Journalists must remember that while the money already in tax havens may be beyond reach, the new COVID-19 response aid, including the expected new World Bank lending for this purpose, can be secured with close monitoring to ensure that once here the cash does not just bounce off to tax haven accounts.

The subject of tax havens is not complete without noting the World Bank’s own culpability in this matter, especially through its dealings with private sector investors.

An Oxfam study in 2016 found that up to 80% of funds from the International Finance Corporation (World Bank’s private sector lending arm) to countries in Sub-Saharan Africa were channeled through multi-national companies based in tax havens, notably Mauritius.

On one hand this was a function of global economic architecture: Tax havens are sovereign states free to set up any laws they want so long as they do not contravene international law.

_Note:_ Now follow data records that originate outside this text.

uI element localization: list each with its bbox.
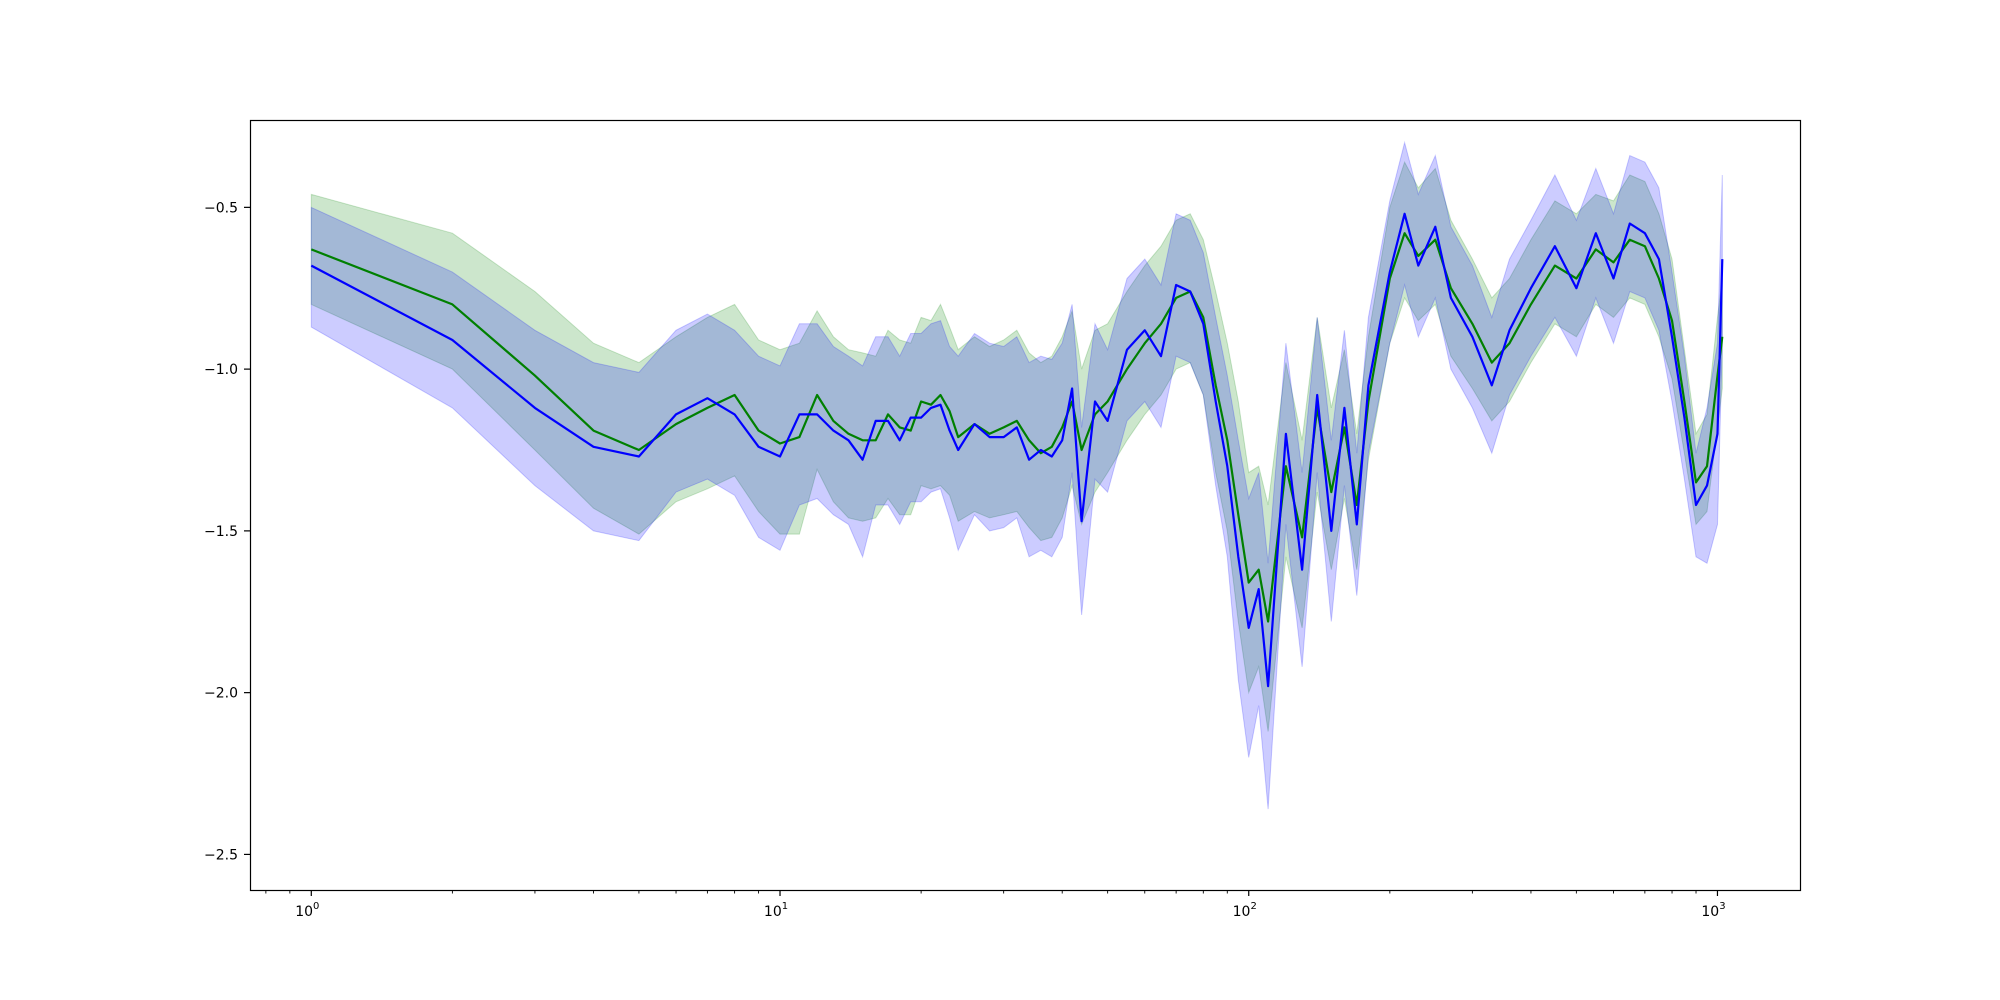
y-tick-label: −2.0 [204,686,238,702]
plot-frame [249,119,1802,892]
y-tick-label: −2.5 [204,847,238,863]
y-tick-label: −0.5 [204,200,238,216]
series-2-line [310,212,1724,688]
y-tick-label: −1.0 [204,362,238,378]
series-1-line [310,232,1724,623]
series-lines [310,212,1724,688]
series-1-band [310,160,1723,732]
y-axis: −0.5 −1.0 −1.5 −2.0 −2.5 [204,200,250,863]
y-tick-label: −1.5 [204,524,238,540]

And companies (and individuals) are within their rights to set up shop in any country they see fit, including a tax haven. Short of any tax claims Uganda Revenue Authority might make, this is perfectly legal.

On the other hand, if the monies in question are public funds diverted from services, as those referred to by the World Bank report, this is criminal. Account holders should be identified and called to account.

Even now when we are obsessed with staying safe and flattening the curve, the corrupt should be given no room to get away with it.

 

Ms Nannozi is a journalist and media trainer focusing on business and economics.